I’ve just finished reading fascinating book on a controversial subject, Dying To Know You: Proof of God in the Near-Death Experience by P.M.H Atwater. While reading it, I felt pulled out of my comfort zone. No matter how broad minded we might be about our beliefs, it’s still disconcerting to be brought to the edge of a cliff and asked to look out into a land you’ve never seen before. 

Atwater’s recounting of Near Death Experiences (NDEs) are often terrifying, some are quite unsavory, and children are often left unsettled and distressed. These stories are not few and far between, between 38% and 50% of the adults in the U.S. who have come close to clinical death have reported near-death experience. The stories told about those near-death experiences, as Atwater shows, have a remarkable commonality — they provide concrete evidence not merely of an afterlife but an afterlife where we must face everything about ourselves, experiencing the consequences, often very painful, of all we have done.

In Buddhism, what’s called the Bardo is an in-between state of existence between death and rebirth, a place where all our fears have to be experienced and confronted. Similarly, in Catholicism the faithful must pass through Purgatory in order to stand before God. A kind of spiritual fire purifies us, cleansing the soul of all that cannot be brought before God. Atwater confirms that near-death experiences ratify what both the Bardo and Purgatorio stand for — the necessity of facing the reality of ourselves, the worst and the best, before being allowed to journey onward. 

We often insist that revelation, scripture and tradition must be handed down so that future generations will not have to start all over again in understanding what it means to know and love God, or to ponder the Infinite, the Unknown, the Absolute. But if you take Atwater seriously, as well as other experts in NDEs, there is something valuable, and more immediate, to be learned from those who have “come back,” as they say.

The number of these near-death reports is growing quickly because of improvements in medical technology, and the remarkable consistency in these stories only underscores the importance of taking note of what NDEs might help to corroborate about our religious beliefs. If medical statistics already record between 36% and 50% of adults who come close to death have these experiences, what will that percentage be in, say, ten years?
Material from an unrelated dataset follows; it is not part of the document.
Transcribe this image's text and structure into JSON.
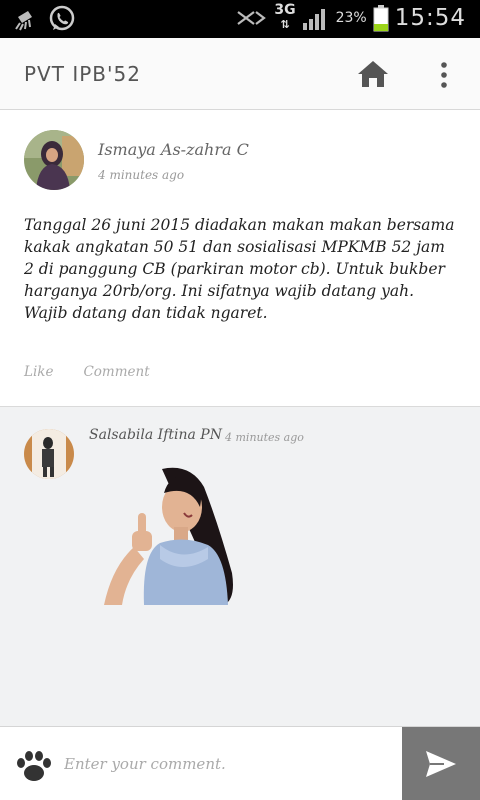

Contradicting the message of our shallow culture, NDEs teach us we can’t get away with anything, ultimately, nothing remains hidden. Even what has been done to us, the ways life has shaped us, that, too, must be faced as well. Why? Perhaps that is the nature of Infinite Love, that before our hard outer shell can break, it has to be chipped, blasted, or pounded to dust so that something greater, more vibrant can come to full bloom.

The road we must follow will pass through a fire, where we will finally surrender to face the reality of what we have become — our hearts cannot lie when we finally face God. Call it judgment, if you like, but near-death experiences remind us not to waste the gift of life into something we would be ashamed to place before God.